Charlotte Kasner
Twenty-five years after her passing away, it has just been announced that Margot Fonteyn is to be commemorated with a blue plaque at her former home at 2 Rutland Garden Mews, London, SW7.
The first of London’s blue plaques was erected in 1866 to commemorate Lord Byron. It hasn’t survived but there are now more than 900 plaques (of various designs and colours) in all but three of London’s 33 boroughs that honour a wide variety of people and events. The scheme is now administered by English Heritage, overseen by a panel of expert advisors. A plaque can only be considered 20 years after the death of a proposed candidate to ensure that they have had some lasting impact.

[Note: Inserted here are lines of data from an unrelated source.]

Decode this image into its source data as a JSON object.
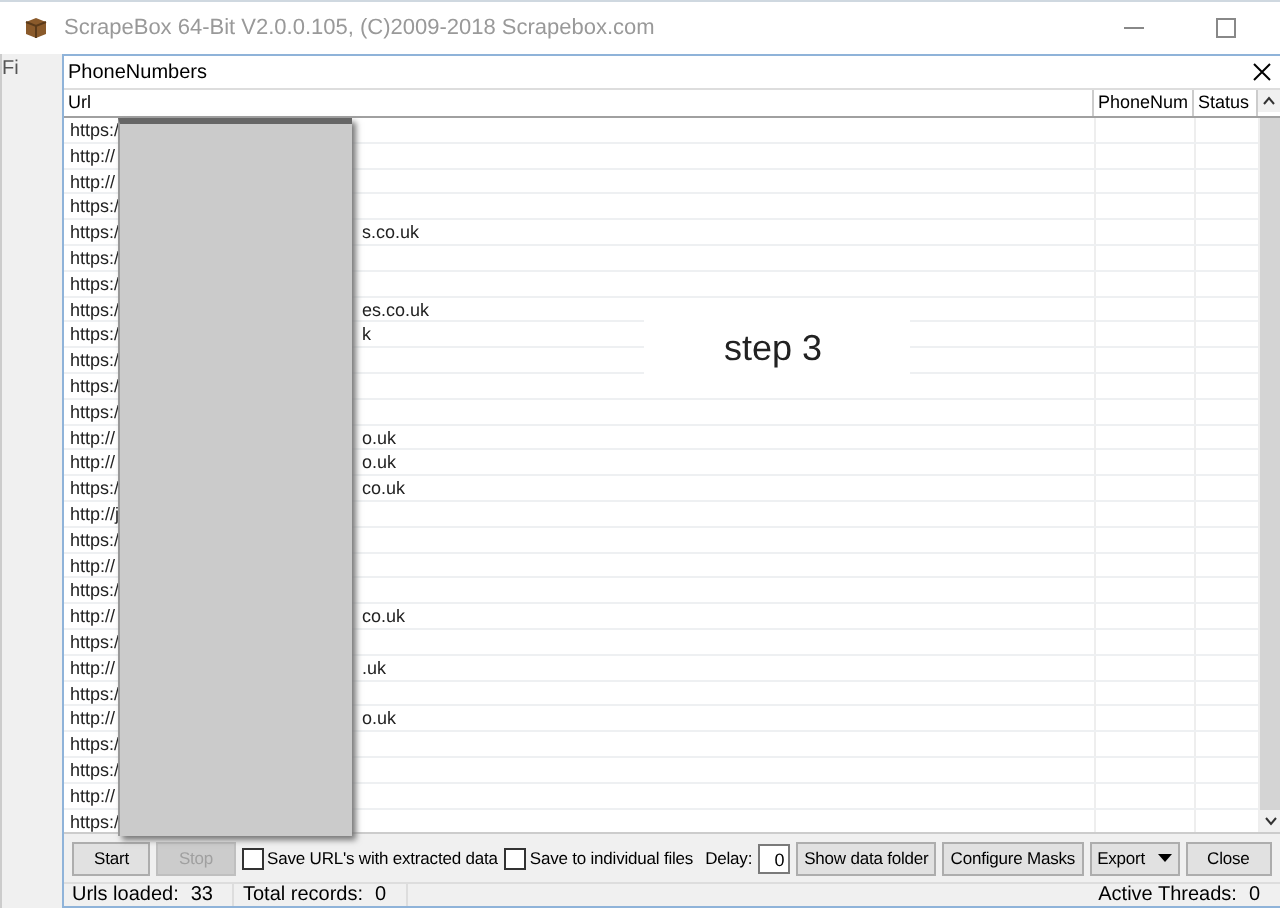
{
  "app_window": {
    "title": "ScrapeBox 64-Bit V2.0.0.105, (C)2009-2018 Scrapebox.com",
    "menu_fragment": "Fi"
  },
  "dialog": {
    "title": "PhoneNumbers"
  },
  "table": {
    "columns": [
      "Url",
      "PhoneNum",
      "Status"
    ],
    "rows": [
      {
        "url_start": "https:/"
      },
      {
        "url_start": "http://"
      },
      {
        "url_start": "http://"
      },
      {
        "url_start": "https:/"
      },
      {
        "url_start": "https:/",
        "url_end": "s.co.uk"
      },
      {
        "url_start": "https:/"
      },
      {
        "url_start": "https:/"
      },
      {
        "url_start": "https:/",
        "url_end": "es.co.uk"
      },
      {
        "url_start": "https:/",
        "url_end": "k"
      },
      {
        "url_start": "https:/"
      },
      {
        "url_start": "https:/"
      },
      {
        "url_start": "https:/"
      },
      {
        "url_start": "http://",
        "url_end": "o.uk"
      },
      {
        "url_start": "http://",
        "url_end": "o.uk"
      },
      {
        "url_start": "https:/",
        "url_end": "co.uk"
      },
      {
        "url_start": "http://j"
      },
      {
        "url_start": "https:/"
      },
      {
        "url_start": "http://"
      },
      {
        "url_start": "https:/"
      },
      {
        "url_start": "http://",
        "url_end": "co.uk"
      },
      {
        "url_start": "https:/"
      },
      {
        "url_start": "http://",
        "url_end": ".uk"
      },
      {
        "url_start": "https:/"
      },
      {
        "url_start": "http://",
        "url_end": "o.uk"
      },
      {
        "url_start": "https:/"
      },
      {
        "url_start": "https:/"
      },
      {
        "url_start": "http://"
      },
      {
        "url_start": "https:/"
      }
    ]
  },
  "overlay_note": "step 3",
  "toolbar": [
    {
      "kind": "button",
      "label": "Start",
      "disabled": false
    },
    {
      "kind": "button",
      "label": "Stop",
      "disabled": true
    },
    {
      "kind": "checkbox",
      "label": "Save URL's with extracted data",
      "checked": false
    },
    {
      "kind": "checkbox",
      "label": "Save to individual files",
      "checked": false
    },
    {
      "kind": "field",
      "label": "Delay:",
      "value": "0"
    },
    {
      "kind": "button",
      "label": "Show data folder",
      "disabled": false
    },
    {
      "kind": "button",
      "label": "Configure Masks",
      "disabled": false
    },
    {
      "kind": "menu-button",
      "label": "Export",
      "disabled": false
    },
    {
      "kind": "button",
      "label": "Close",
      "disabled": false
    }
  ],
  "status_bar": [
    {
      "label": "Urls loaded:",
      "value": "33"
    },
    {
      "label": "Total records:",
      "value": "0"
    },
    {
      "label": "Active Threads:",
      "value": "0"
    }
  ]
}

Fonteyn was born Margaret Evelyn Hookham (Peggy) in 1919 in Reigate, Surrey. Her father was English and her mother half-Irish and half-Brazilian, giving her an exotic look and perhaps a penchant for South America. She adapted her maternal grandfather’s name of Fontes and her own into Margot as a stage name. She and her elder brother enrolled in ballet classes when she was four years-old. She continued to study under Russian émigré George Goncharov when the family moved to China where she lived between the ages of 8 and 14.
In 1933 she joined the Vic-Wells Ballet School, training under founder Ninette de Valois, Olga Preobrajenska and Mathilde Kschessinska. By 1939, she was performing principal roles in the classics and at having only just entered her second decade, was appointed Prima Ballerina. She became a muse of Ashton but also worked with modern choreographers including Roland Petit and Martha Graham.
The Vic-Wells/Royal Ballet used to tour extensively, enhancing her profile not only at home but abroad. She also made frequent televised appearances, many of which have been preserved on film and video.
Her longevity as a performer led to her forming lasting partnerships with several dancers including Robert Helpmann and Michael Somes but it was in 1962 when she was already 43 and considering retiring that she cemented her most famous partnership when she danced with the recently defected Kirov danseur noble Rudolph Nureyev in Giselle. She continued to dance with him until she finally retired at the age of 61 in 1979. Speculation about their private relationship continues to this day.
Fonteyn was no stranger to controversy off stage, although much of the detail only became common knowledge after her death. She had a decade long affair with Constant Lambert but in 1955 married American and English educated Panamanian diplomat Roberto Arias. He dragged her into involvement with an ill-fated coup d’état against the Panamanian government in 1959 for which she was initially arrested and then deported. Arias was shot in 1964 and remained a quadriplegic until his death in 1981. A profligate philanderer, controversy ranges over whether he was shot by a political rival or a cuckolded husband. Although it is undeniable that Fonteyn’s professional passion was re-ignited by her partnership with Nureyev, she may also have continued dancing to fund Arias’ expensive tastes. She and Nureyev were arrested at a party while The Royal Ballet were on tour in the USA and, along with other attendees, charged with disturbing the peace and visiting a place where the drug marijuana was being used. The Royal Ballet posted $330 bail per dancer to secure their release, although charges against them were later dropped.
Fonteyn retired with Arias to a cattle ranch in Panama where, in 1989, she was diagnosed with terminal cancer. Although Nureyev visited her often and funded some of her treatment, she died in relative poverty on February 21, 1991 aged 71.
She was awarded a DBE in 1956, was chancellor of the University of Durham from 1981 to 1990 and was one of five women selected to be commemorated on a stamp issued in August 1996. The Royal Ballet revived the honorary title of Prima Ballerina Assoluta for her and she retained the status until her death.